If your ventilation unit is too small to handle the job, a safe atmosphere can’t be maintained, and workers should not be permitted to enter.
- First off, oxygen (O2) content needs to be maintained between 19.5 and 22 percent.
- If flammable vapors or gases are present, they must be kept below 10% of their lower explosive level.
- Finally, potentially toxic materials must be kept below their personal exposure limit (PEL) or under the IDLH levels (immediate danger to life and health) if using anything less than supplied air respirator protection.
When any of these conditions are present, ventilation of the confined space is required.
In fact, OSHA states, “The forced air ventilation shall be so directed as to ventilate the immediate areas where an employee is or will be present within the space and shall continue until all employees have left the space.”
Although a single rule or group of rules is unlikely to cover all of the ventilation requirements applicable to confined spaces, the objectives of ventilation in confined spaces are the following:
- To remove contaminated air (flammable or toxic) from the space and maintain safe concentration levels in terms of permissible exposure level (PEL) or lower explosive limit (LEL), using the most convenient one;
- To provide fresh and breathable air inside the space; and
- To create a more comfortable environment inside the space.

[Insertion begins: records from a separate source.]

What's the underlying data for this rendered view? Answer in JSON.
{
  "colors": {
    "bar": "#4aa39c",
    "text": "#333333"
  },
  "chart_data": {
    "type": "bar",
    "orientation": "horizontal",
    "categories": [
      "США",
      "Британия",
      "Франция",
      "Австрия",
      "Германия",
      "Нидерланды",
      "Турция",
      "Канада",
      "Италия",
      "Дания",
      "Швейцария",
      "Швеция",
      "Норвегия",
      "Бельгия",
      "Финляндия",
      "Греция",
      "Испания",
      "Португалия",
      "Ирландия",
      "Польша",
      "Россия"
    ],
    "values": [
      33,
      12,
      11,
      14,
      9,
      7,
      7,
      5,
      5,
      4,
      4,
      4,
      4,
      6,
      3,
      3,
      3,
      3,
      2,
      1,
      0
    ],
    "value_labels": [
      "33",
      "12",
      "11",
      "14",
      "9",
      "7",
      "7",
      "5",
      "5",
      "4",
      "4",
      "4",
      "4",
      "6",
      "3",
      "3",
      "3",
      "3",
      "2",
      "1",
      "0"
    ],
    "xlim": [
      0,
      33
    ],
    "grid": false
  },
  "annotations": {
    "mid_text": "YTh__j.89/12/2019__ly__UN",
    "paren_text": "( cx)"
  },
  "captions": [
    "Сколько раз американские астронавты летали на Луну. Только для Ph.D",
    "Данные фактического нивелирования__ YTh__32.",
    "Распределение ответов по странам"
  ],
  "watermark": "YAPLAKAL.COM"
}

These objectives can only be achieved after a thorough evaluation of the requirements, based on the confined space under discussion, its content, and the operations that will be performed in the space.
Ventilation requirements may be calculated based upon space and operational aspects. The evaluation of ventilation must be based on the measurements that are taken of the ventilation system or the atmosphere of the space to guarantee that safe conditions are achieved and that they can be maintained.
OSHA’s confined space standard, CFR 1910.146, does not specify how many air exchanges must be circulated per hour. Some state laws require a minimum air exchange amount of 6 times per hour, but that number is by no means universal.
A common rule of thumb has always been 5 complete air exchanges. There are other experts who advocate 7 or 10 complete changes before work begins.
While selecting a blower is not rocket science, it does require some careful consideration of the jobsite conditions and applicable safety regulations.
Do not take the ventilation process for granted. Get to know the regulations and how they can directly affect your project.
Becoming comfortable with the entire ventilation process will ultimately lead to finding the safest and most productive solution for the job.
DON’T BE HASTY WHEN IS COMES TO SAFETY!!